По лицу Натальи пробежала судорога, короткой вспышкой полыхнул под заалевшей кожей огонь. И Катя на мгновение увидела ее по-настоящему – огромную, белоснежную, раскинувшую объятые гудящим пламенем руки над… над полем, которое снилось ей в детстве. Жар ударил в лицо, Катя загородилась локтем, зажмурилась.

– Все одно останешься! – раскаленным колоколом грохнул уже не в телефонной трубке, а в ее голове Полудницын голос.

– А мертвая я тебе на што? – выкрикнула в ответ Катя. – Не захлопнется дверка-то?!

И снова стало тихо, зашелестело-заворковало в телефоне:

– Дружочка твоего тебе оставим.

Катя вскинула голову, глянула на Полудницу с недоверчивой надеждой. Тут же отвернулась, закусила губу – ведь именно с такого договоры с «соседями» в бабушкиных сказках и начинались. Чуют они слабину человечью, а как нащупают – сразу давят.

– Вместе жить будете. С нами. Сына от него родишь. Не бросит тебя, как тот бросил.

– Врешь…

А Полудница уже нащупала слабину, сжала жгучими пальцами вздрогнувшее Катино сердце.

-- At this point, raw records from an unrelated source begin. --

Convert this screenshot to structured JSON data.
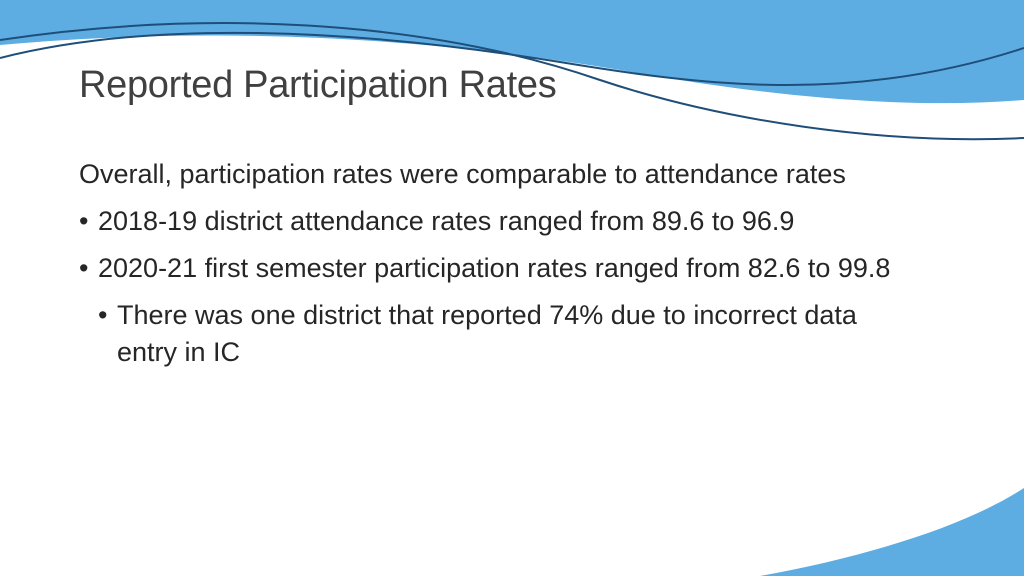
{
  "slide": {
    "title": "Reported Participation Rates",
    "intro": "Overall, participation rates were comparable to attendance rates",
    "bullet_glyph": "•",
    "bullets": [
      {
        "text": "2018-19 district attendance rates ranged from 89.6 to 96.9"
      },
      {
        "text": "2020-21 first semester participation rates ranged from 82.6 to 99.8",
        "sub": [
          {
            "text": "There was one district that reported 74% due to incorrect data entry in IC"
          }
        ]
      }
    ]
  },
  "theme": {
    "accent": "#5DADE2",
    "accent_dark": "#1F4E79",
    "title_color": "#404040",
    "text_color": "#262626"
  }
}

– Слово мое. Ключ да замок. Семьей заживете. Другие тебе на што? Любишь ты их? И они тобой брезгуют. Оставим дружочка тебе, – все тише, все ласковее говорила Полудница. – Дом крепок будет. С соседями мир. Пообвыкнетесь. И детишки пойдут.

Катя молчала, только дышала в трубку – часто, неровно.

– Уговор?

– Павлова оставите? – выдавила наконец Катя.

– Вот и хорошо.

– Оставите?..

– Вот и умница. А теперь иди. Не мешай.

И Катя сошла с крыльца. Юки, сидевшая на крыше, затаив дыхание, и до последнего верившая, что у Кати есть какой-то хитрый план, что в конце концов она, усыпив бдительность беловолосой ведьмы, предъявит свой тайный козырь и одолеет ее, упала на колени, схватилась за острый край кровельного железа.

– Катя, не надо, ну пожалуйста, Катечка…

Катя уже медленно брела по садовой дорожке к калитке. И даже не обернулась, только еще ниже опустила голову.


Никита проснулся – точнее, неожиданно обнаружил себя, обрел заново, как после очень крепкого дневного сна или обморока, – на неразобранной постели. Одетым, с оглушительной головной болью и другой, горячей и ноющей – где-то в районе предплечья. Плотные шторы были задернуты, но света хватило, чтобы разглядеть на коже ожог странной формы – будто отпечаток человеческой ладони. И сразу вспомнилось: ворота, непостижимым образом вернувшаяся Наталья Аксенова, а после – одна только легкая пустота внутри, и бездумное счастье, слезливая эйфория, от мыслей о которой теперь становилось противно, будто в сопли вляпался.

Никита приподнял голову, зашевелился – и понял, что кто-то лежит на кровати рядом с ним. Он поспешно отодвинулся к стене и, чуть помедлив, опасливо потрогал постороннее тело. Тело было горячее и дышало.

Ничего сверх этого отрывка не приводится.